WHITTLESEA, Australia — The deadliest wildfires in Australia's history burned people in their homes and cars and wiped out entire towns, officials discovered Sunday as they reached farther into the fire zone. The death toll rose to 130 today.
Blazes have been burning for weeks in the southeastern state of Victoria but turned deadly Saturday when searing temperatures and wind blasts created a firestorm that swept across a swath of the region. A long-running drought in the south — the worst in a century — had left forests extra dry, and Saturday's fire conditions were said to be the worst ever in Australia.
Police declared crime scenes today in the towns destroyed by wildfire; officials suspect some of the more than 400 fires were set.
"What do you say about anyone like that?" Prime Minister Kevin Rudd said. "There's no words to describe it, other than it's mass murder."
At least 750 homes were destroyed. Officials said the tolls of human life and property would almost certainly rise.
Police sealed off at least two towns — Marysville and Kinglake — where dozens of deaths occurred — setting up roadside checkpoints and controlling access to the area.
Victoria Police Commissioner Christine Nixon said fire investigators were on the ground at one fire site, in Churchill, east of Melbourne, and would go to others.
Kinglake is "where the most deaths are, but wherever a death has occurred we investigate that as a crime," Nixon told Australian Broadcasting Corp. radio.
Anyone found guilty of lighting a wildfire that causes death faces 25 years in prison in Victoria.
From the air, the landscape was blackened as far as the eye could see. Entire forests were reduced to leafless, charred trunks, farmland to ashes. The Victoria Country Fire Service said some 850 square miles were burned out.
Only five houses were left standing out of about 40 in one neighborhood of the hard-hit Kinglake district. Street after street was lined by smoldering wrecks of homes, roofs collapsed inward, iron roof sheets twisted from the heat.

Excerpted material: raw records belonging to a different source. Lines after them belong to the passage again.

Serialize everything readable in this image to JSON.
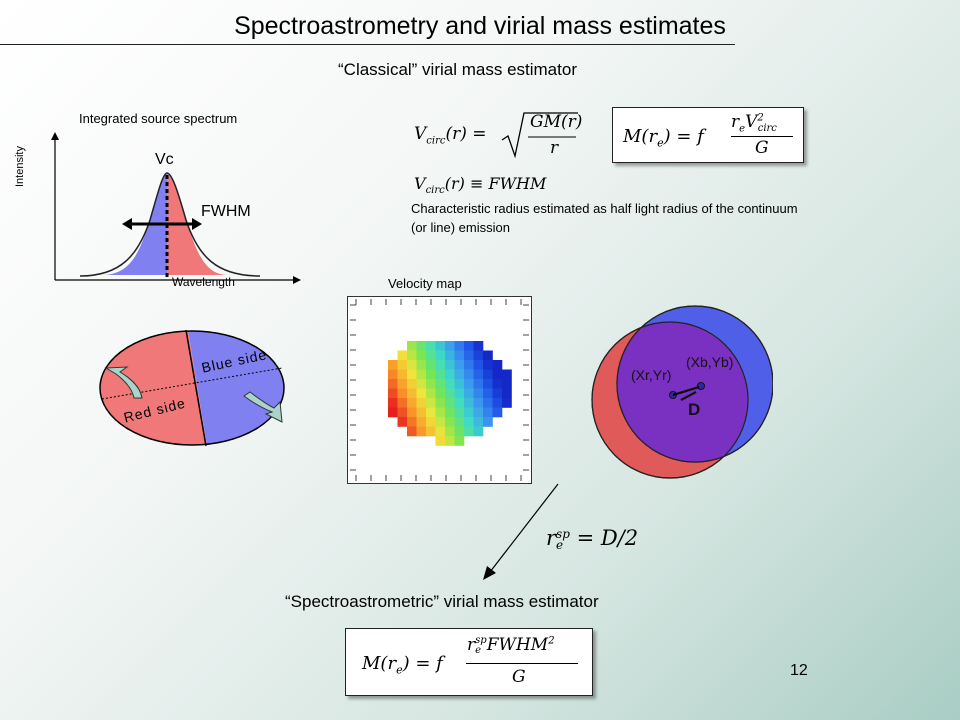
{
  "slide": {
    "title": "Spectroastrometry and virial mass estimates",
    "subtitle": "“Classical” virial mass estimator",
    "page_number": "12"
  },
  "spectrum": {
    "title": "Integrated source spectrum",
    "y_label": "Intensity",
    "x_label": "Wavelength",
    "vc_label": "Vc",
    "fwhm_label": "FWHM"
  },
  "classical": {
    "eq_vcirc_lhs": "V",
    "eq_vcirc_sub": "circ",
    "eq_vcirc_arg": "(r) = ",
    "eq_vcirc_num": "GM(r)",
    "eq_vcirc_den": "r",
    "eq_fwhm": "V",
    "eq_fwhm_sub": "circ",
    "eq_fwhm_rest": "(r) ≡ FWHM",
    "eq_mass_lhs": "M(r",
    "eq_mass_lhs_sub": "e",
    "eq_mass_mid": ") = f",
    "eq_mass_num_r": "r",
    "eq_mass_num_rsub": "e",
    "eq_mass_num_v": "V",
    "eq_mass_num_vsup": "2",
    "eq_mass_num_vsub": "circ",
    "eq_mass_den": "G",
    "note": "Characteristic radius estimated as half light radius of the continuum (or line) emission"
  },
  "velocity_map": {
    "title": "Velocity map"
  },
  "disk": {
    "blue_label": "Blue side",
    "red_label": "Red side"
  },
  "photocenters": {
    "red_label": "(Xr,Yr)",
    "blue_label": "(Xb,Yb)",
    "d_label": "D"
  },
  "spectroastrometric": {
    "eq_r": "r",
    "eq_r_sup": "sp",
    "eq_r_sub": "e",
    "eq_r_rest": " = D/2",
    "label": "“Spectroastrometric” virial mass estimator",
    "eq_mass_lhs": "M(r",
    "eq_mass_lhs_sub": "e",
    "eq_mass_mid": ") = f",
    "eq_mass_num_r": "r",
    "eq_mass_num_rsup": "sp",
    "eq_mass_num_rsub": "e",
    "eq_mass_num_rest": "FWHM",
    "eq_mass_num_sup2": "2",
    "eq_mass_den": "G"
  },
  "colors": {
    "blue_side": "#8080f0",
    "red_side": "#f07878",
    "circle_red": "#e05a5a",
    "circle_blue": "#4f5fe8",
    "overlap": "#7a30c0"
  }
}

The burned-out hulks of cars dotted roads.
On Sunday, temperatures in the area dropped to about 77 degrees, but along with cooler conditions came wind changes that officials said could push fires in unpredictable directions.
Police and fire officials reached Marysville and several hamlets in the Kinglake district, both about 50 miles north of Melbourne, on Sunday and found the area devastated.
At Marysville, a picturesque hilly district that attracts hikers and tourists and is home to about 800 people, up to 90 percent of buildings were in ruins, witnesses said. Police said two people died there.
"Marysville is no more," Senior Constable Brian Cross said.
At least 29 of the deaths were from the Kinglake area. Residents in hard-hit areas said the fires were moving so fast that they hit without warning. At least 80 people were hospitalized with burns.